На корабле дураков: всегда танцы и пляска. Когда мы причаливаем в каком-нибудь порту, мы всегда ищем, у кого бы выпросить монетку – это наша старая традиция. А так – золота у нас полно, хоть об этом и не скажешь по первому взгляду. Люди забыли о нас; мы стали никем. Так с какой стати мы должны относиться лучше к ним?! Каждый город получает тех сумасшедших, которых заслужил.
Мы стали париями этого мира; и каждый по своим причинам. Я – из-за того, что просто однажды проговорился на людях, что ни время, ни оружие мне ни по чём и что я бессмертен. Видишь, даже тех, кто говорит одну лишь правду, считают за дураков. Я сказал людям, что видел и Спартака, и его восстание; и первых цезарей, и их борьбу за власть. Да, всё это правда. Однажды ночью в грязном и зловонном Париже я проговорился. Тогда мне пришлось надолго покинуть этот город. Меня считали там за сумасшедшего. Оно и лучше; ведь что произошло бы, если люди и вправду поверили в то, что их главного врага и друга – смерть – можно преодолеть?! А ведь это не так. Она придёт за всеми – даже за мной. Это лишь вопрос времени – так ли он важен, когда конец один и тот же?!
Пройдёт ещё не одно столетие. Упадёт ещё не один Константинополь.
А я: всё так же буду оставаться жить и путешествовать по миру, в роли капитана корабля дураков.
– Что ты сделаешь в первую очередь, когда сможешь выбраться с этого корабля? – спросил меня один из сумасшедших.
Никто не может покинуть корабль по своему желанию. Сначала он должен найти того, кто примет дурака таким, каким он есть. Таков закон – нарушители страдают хуже, чем мученики ада и мечтают о смерти. Лучше оставаться на борту и ждать, пока найдётся тот, кому будет безразлично: дурак ты или обычный человек. Сколько лет я уже шатаюсь по этим водам и трясусь на корабле, но ни разу не видел такого чуда.
– Не знаю, – честно ответил я, – отправлюсь в Индию, если хватит сил. Я капитан – а значит, если я покину корабль, то и корабля самого не станет. А без него – Европа мне в одном месте сдалась. Я найду для себя новый мир.
– Думаешь, доживёшь?
– Я – бессмертен. Я и не до такого доживу.
Я бы мог рассказать ему многое.
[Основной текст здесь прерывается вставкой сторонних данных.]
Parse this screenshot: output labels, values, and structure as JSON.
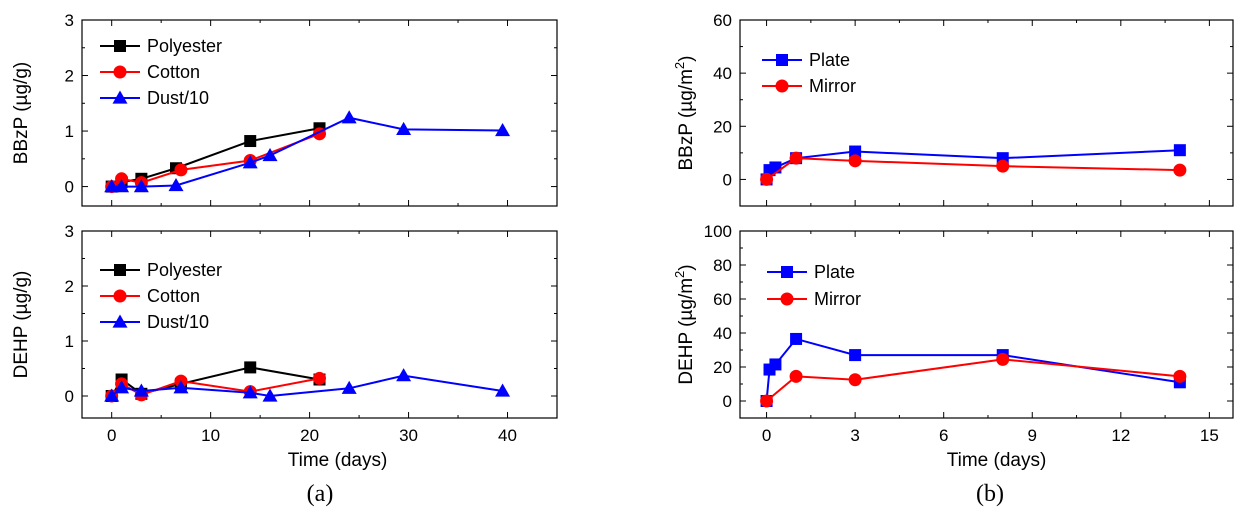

Но он не слушал, хоть и сам начал этот разговор. Голова-Тыква так устал от молчания, что готов был слушать, даже бессвязные звуки – лишь бы до него доносились человеческие голоса. А я – готов был говорить; но мало удовольствия от беседы с пустотой.
Вместо вопросов, которые рано или поздно задаёт себе каждый человек, я попробовал спросить у него:
– А как ты попал сюда? В смысле: всё дело только в тыкве?! Я много наблюдал за всеми членами своего экипажа; и ты мне кажешься самым нормальным человеком на их фоне.
Он не ответил, будто ничего и не слышал. Я повторил вопрос:
– Что ты делаешь среди безумцев?
– Видишь ли, – замялся он с ответом, – я прожил очень печальную жизнь. Я родился в одном городе во Фландрии – не вижу смысла называть его.
Он опустил взгляд себе под ноги.
– Я не хочу рассказывать тебе сейчас о своей жизни; она – совсем не интересна и не столь важна. Я просто скажу: единственным моим светом во тьме, единственным голосом, через который со мной говорил Господь – была моя сестра. Но она исчезла много лет назад. Я надеюсь встретить её, чтобы сделать то, чего не успел, пока мы были вместе.
– Вы были близки.
– Сильнее, чем это можно было представить. Даже, когда она теряла сознание, а я называл её последними словами – мы любили друг друга. Мы держали свои чувства в тайне – даже друг от друга. Мы делали всё, чтобы об этом не узнали другие. Я бил и издевался над ней. Но не всерьёз – никогда. Мы оба понимали: так нужно было. А потом, произошло то, что произошло. Она исчезла и я исчез. Возможно, мы и встретимся. Но Господь редко бывает щедрым на подобные чудеса.
Он вздохнул.
– Как я попал на корабль дураков? Как и все остальные. Я был не нужен никому в своём городе. Меня считали за урода. Я прятался от них. Они меня находили. Но просто отправить на тот свет – никто не решался. Мне повезло с кораблём. Я отдал ему все деньги и получил взамен второй шанс – далеко от толпы.
Действительно: странный и безумный век; как и люди в нём. Впрочем, как и все времена.